Among the steps recommended are to disseminate scientific evidence on the rise of chronic disease among Filipinos and promote the exchange of resources for effective strategies of prevention and management of lifestyle-related chronic diseases.
Rudy Asercion NaFFAA Pacific Region chair, said his group focuses on the youth to help reverse the trends. “We need to start the conversation regarding lifestyle changes, or our kids will have a shorter life span than us.”
Meanwhile, San Francisco City Supervisor Scott Wiener stressed that more young people from the San Francisco Unified School District have Type 2 Diabetes. “The culprit is sugar,” he said, “one 12 oz can of soda is much more than a candy.”
Asercion said NaFFAA will continue its education campaign in 13 other strategic locations in the US with large concentrations of Filipinos, such as Los Angeles, San Diego, New York and Washington DC.
Obesity among Filipinos is alarmingly prevalent. Obesity is defined by body mass (weight and height), Afable said. Using the Body Mass Index (BMI) as reference, she pointed to categories between 23-27.4 kg. as overweight, and 27.5 kg. as obese.
Afable said, “We need to balance our lives by modifying our lifestyle and managing conditions.”
This was echoed by Charito Sico, MD, medical director of the Center of Excellence in Culturally Competent Care for Filipino Health for Kaiser Permanente, who said, “The latest findings show one in five Americans that have diabetes is a Filipino. One in four has high cholesterol and one in four, high blood pressure.”
Sico reported that Kaiser has a seven-part program (translated in Tagalog) on Filipino health: Community Health and marketing; Heart Healthy Recipes; Health Education Classes; Capturing Race and Ethnicity data in KP Health Connect; Initiating end-of-life conversations; and Face-to-Face Training.

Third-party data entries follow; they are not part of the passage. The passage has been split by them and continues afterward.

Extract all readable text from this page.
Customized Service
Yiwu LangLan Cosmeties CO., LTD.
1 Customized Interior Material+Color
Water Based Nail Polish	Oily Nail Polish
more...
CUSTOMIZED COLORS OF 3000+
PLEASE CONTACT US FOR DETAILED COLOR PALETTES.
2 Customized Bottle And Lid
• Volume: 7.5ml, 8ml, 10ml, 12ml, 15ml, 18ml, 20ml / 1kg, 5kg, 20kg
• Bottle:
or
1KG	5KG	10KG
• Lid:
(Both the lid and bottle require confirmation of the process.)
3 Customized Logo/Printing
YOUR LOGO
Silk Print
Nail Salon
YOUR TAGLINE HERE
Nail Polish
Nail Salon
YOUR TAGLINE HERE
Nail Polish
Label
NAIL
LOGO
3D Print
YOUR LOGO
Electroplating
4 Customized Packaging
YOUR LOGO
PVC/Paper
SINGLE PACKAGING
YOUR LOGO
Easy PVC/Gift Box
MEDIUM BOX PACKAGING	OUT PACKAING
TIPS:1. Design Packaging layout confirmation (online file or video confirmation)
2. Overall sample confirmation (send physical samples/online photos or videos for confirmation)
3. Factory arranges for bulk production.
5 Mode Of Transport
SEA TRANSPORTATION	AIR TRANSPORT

The hospital, for example, held a two-hour class for Filipino Americans in Daly City and South San Francisco (South City) to modify the traditional Filipino diet and teach how to control diabetes through medical management, self-monitoring of blood sugar levels, diet, exercise and managing stress and emotions.
Barriers to care
There are several barriers to diabetes care, said Sico: belief system barriers (fatalism and selflessness); language, limited culturally appropriate resources; westernized approaches to provider-patient dynamics.
Some Filipinos may be working too hard to send money home, or there may not be Tagalog translators available. And a “westernized individualistic approach doesn’t work. We have to include the family where decisions in health care are made as a family,” she said.

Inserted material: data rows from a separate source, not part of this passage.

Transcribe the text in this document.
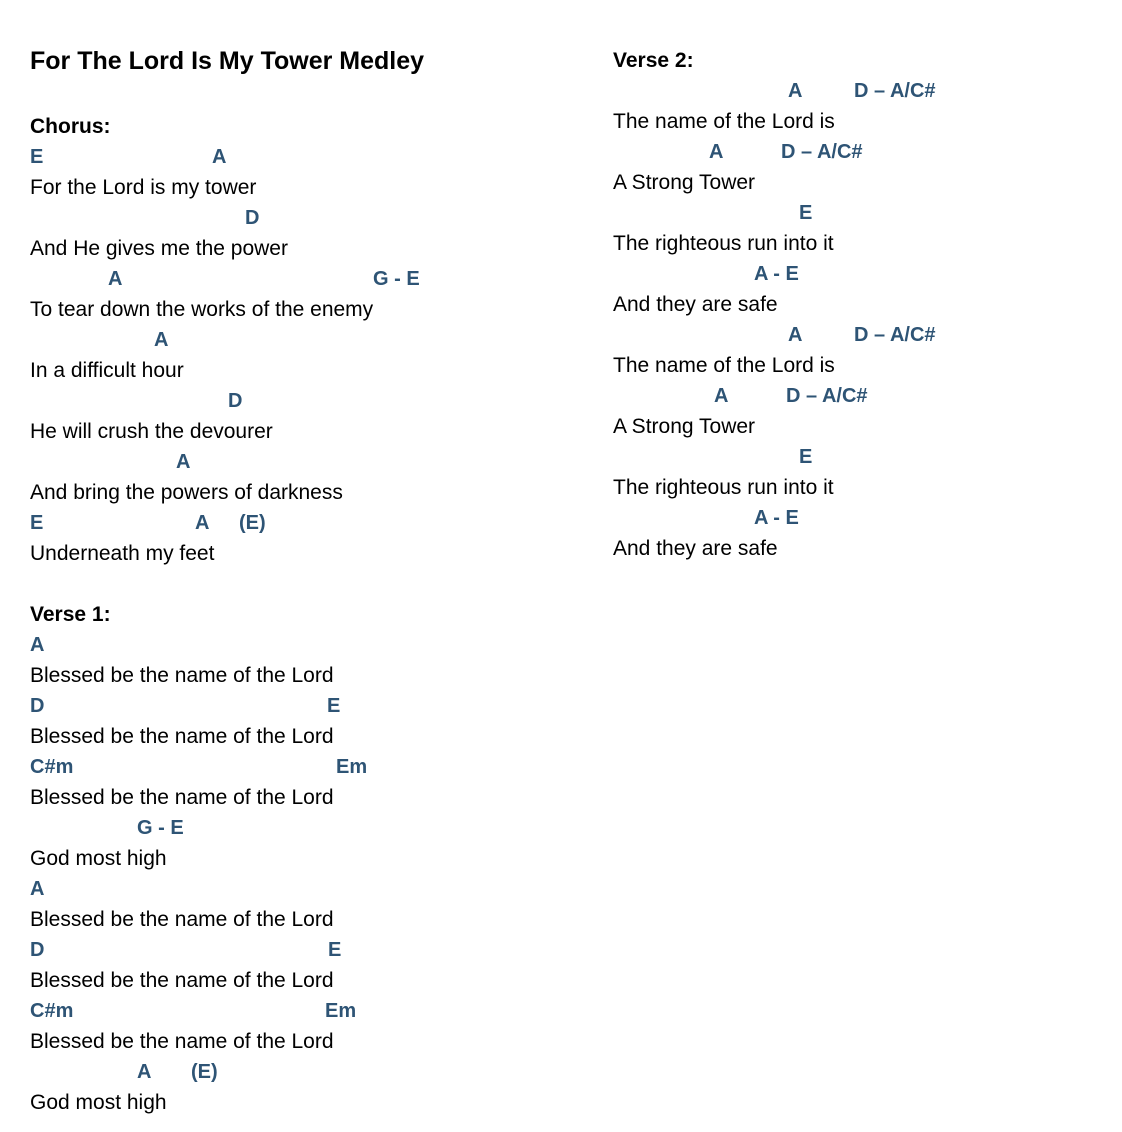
For The Lord Is My Tower Medley
Chorus:
E	A
For the Lord is my tower
D
And He gives me the power
A	G - E
To tear down the works of the enemy
A
In a difficult hour
D
He will crush the devourer
A
And bring the powers of darkness
E	A (E)
Underneath my feet
Verse 1:
A
Blessed be the name of the Lord
D	E
Blessed be the name of the Lord
C#m	Em
Blessed be the name of the Lord
G - E
God most high
A
Blessed be the name of the Lord
D	E
Blessed be the name of the Lord
C#m	Em
Blessed be the name of the Lord
A (E)
God most high
Verse 2:
A	D – A/C#
The name of the Lord is
A	D – A/C#
A Strong Tower
E
The righteous run into it
A - E
And they are safe
A	D – A/C#
The name of the Lord is
A	D – A/C#
A Strong Tower
E
The righteous run into it
A - E
And they are safe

Julieta Gabiola, MD, FACP clinical associate professor of medicine educators at Stanford University, noted that while it seems difficult for some Filipinos to stop smoking, control obesity and take up exercise, these are the best ways to prevent hypertension and diabetes.
“Eating is important, but cut back on fat and salt,” she said. “In the Philippines, they pack it up with noodles and rice and not much meat–the food for three meals a day is boiled rice.”

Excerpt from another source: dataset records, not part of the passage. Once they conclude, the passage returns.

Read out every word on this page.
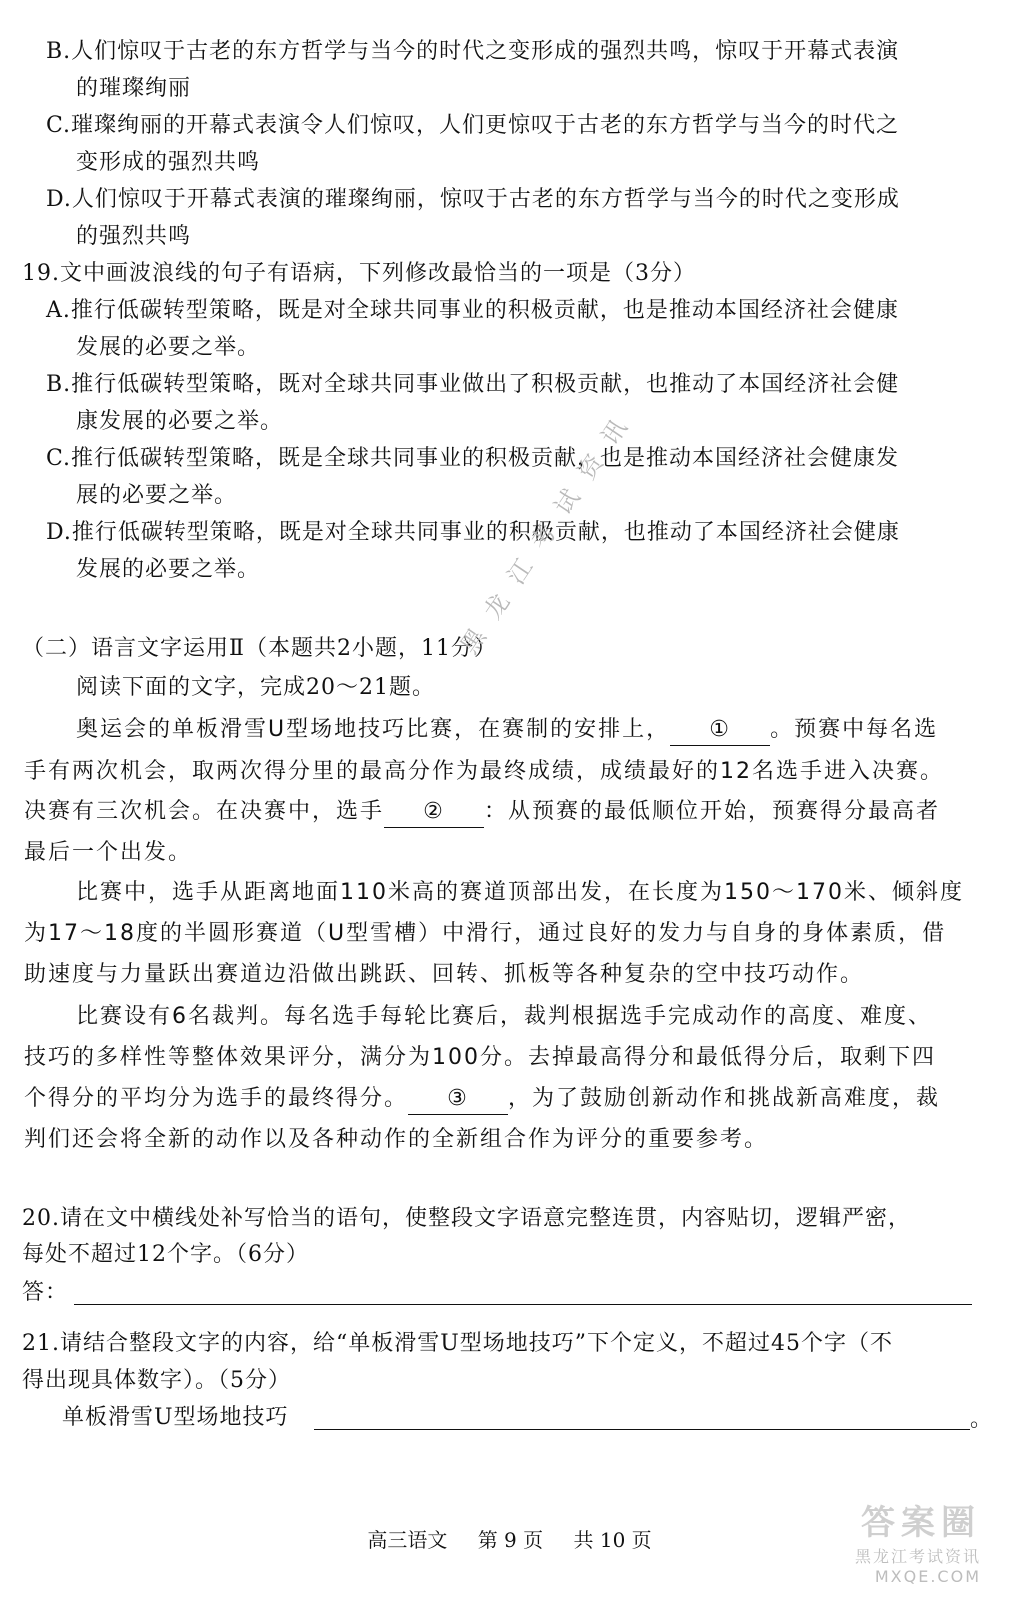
B.人们惊叹于古老的东方哲学与当今的时代之变形成的强烈共鸣，惊叹于开幕式表演
的璀璨绚丽
C.璀璨绚丽的开幕式表演令人们惊叹，人们更惊叹于古老的东方哲学与当今的时代之
变形成的强烈共鸣
D.人们惊叹于开幕式表演的璀璨绚丽，惊叹于古老的东方哲学与当今的时代之变形成
的强烈共鸣
19.文中画波浪线的句子有语病，下列修改最恰当的一项是（3分）
A.推行低碳转型策略，既是对全球共同事业的积极贡献，也是推动本国经济社会健康
发展的必要之举。
B.推行低碳转型策略，既对全球共同事业做出了积极贡献，也推动了本国经济社会健
康发展的必要之举。
C.推行低碳转型策略，既是全球共同事业的积极贡献，也是推动本国经济社会健康发
展的必要之举。
D.推行低碳转型策略，既是对全球共同事业的积极贡献，也推动了本国经济社会健康
发展的必要之举。
（二）语言文字运用Ⅱ（本题共2小题，11分）
阅读下面的文字，完成20～21题。
奥运会的单板滑雪U型场地技巧比赛，在赛制的安排上， ① 。预赛中每名选
手有两次机会，取两次得分里的最高分作为最终成绩，成绩最好的12名选手进入决赛。
决赛有三次机会。在决赛中，选手 ② ：从预赛的最低顺位开始，预赛得分最高者
最后一个出发。
比赛中，选手从距离地面110米高的赛道顶部出发，在长度为150～170米、倾斜度
为17～18度的半圆形赛道（U型雪槽）中滑行，通过良好的发力与自身的身体素质，借
助速度与力量跃出赛道边沿做出跳跃、回转、抓板等各种复杂的空中技巧动作。
比赛设有6名裁判。每名选手每轮比赛后，裁判根据选手完成动作的高度、难度、
技巧的多样性等整体效果评分，满分为100分。去掉最高得分和最低得分后，取剩下四
个得分的平均分为选手的最终得分。 ③ ，为了鼓励创新动作和挑战新高难度，裁
判们还会将全新的动作以及各种动作的全新组合作为评分的重要参考。
20.请在文中横线处补写恰当的语句，使整段文字语意完整连贯，内容贴切，逻辑严密，
每处不超过12个字。（6分）
答：
21.请结合整段文字的内容，给“单板滑雪U型场地技巧”下个定义，不超过45个字（不
得出现具体数字）。（5分）
单板滑雪U型场地技巧	。
黑龙江考试资讯
高三语文 第 9 页 共 10 页	答案圈
黑龙江考试资讯
MXQE.COM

The American Heart Association and the American Diabetes Association recommend 150 minutes of exercise per week, or 30 minutes of brisk walking daily. Samples of physical activity include dancing and even walking while on phone.
Another speaker, Rhodora Ursua, MPH, Asian Pacific partners for Empowerment, Advocacy and Leadership (APPEAL), said her group’s culturally tailored outreach to Filipinos encourages a social approach to preventing diabetes. She encouraged Filipinos to promote preventive practices together as social circles, in neighborhoods or workplaces.
A representative from Roche Diagnostics Corp. Diabtes Care, Anne Stokman, RN, MSN, said, “We’re diagnosing too late. “Test your blood sugar,” she urged, “anything beyond 100 is pre-diabetic and preventable, while over 126 is diabetic.”
Lydee Hershey, RN and president-elect of the Philippine Nurses Association of Northern Californica, reiterated the need for a healthier lifestyle for Filipinos. “I encourage you to exercise and diet, cut soda consumption and clean up your pantry.”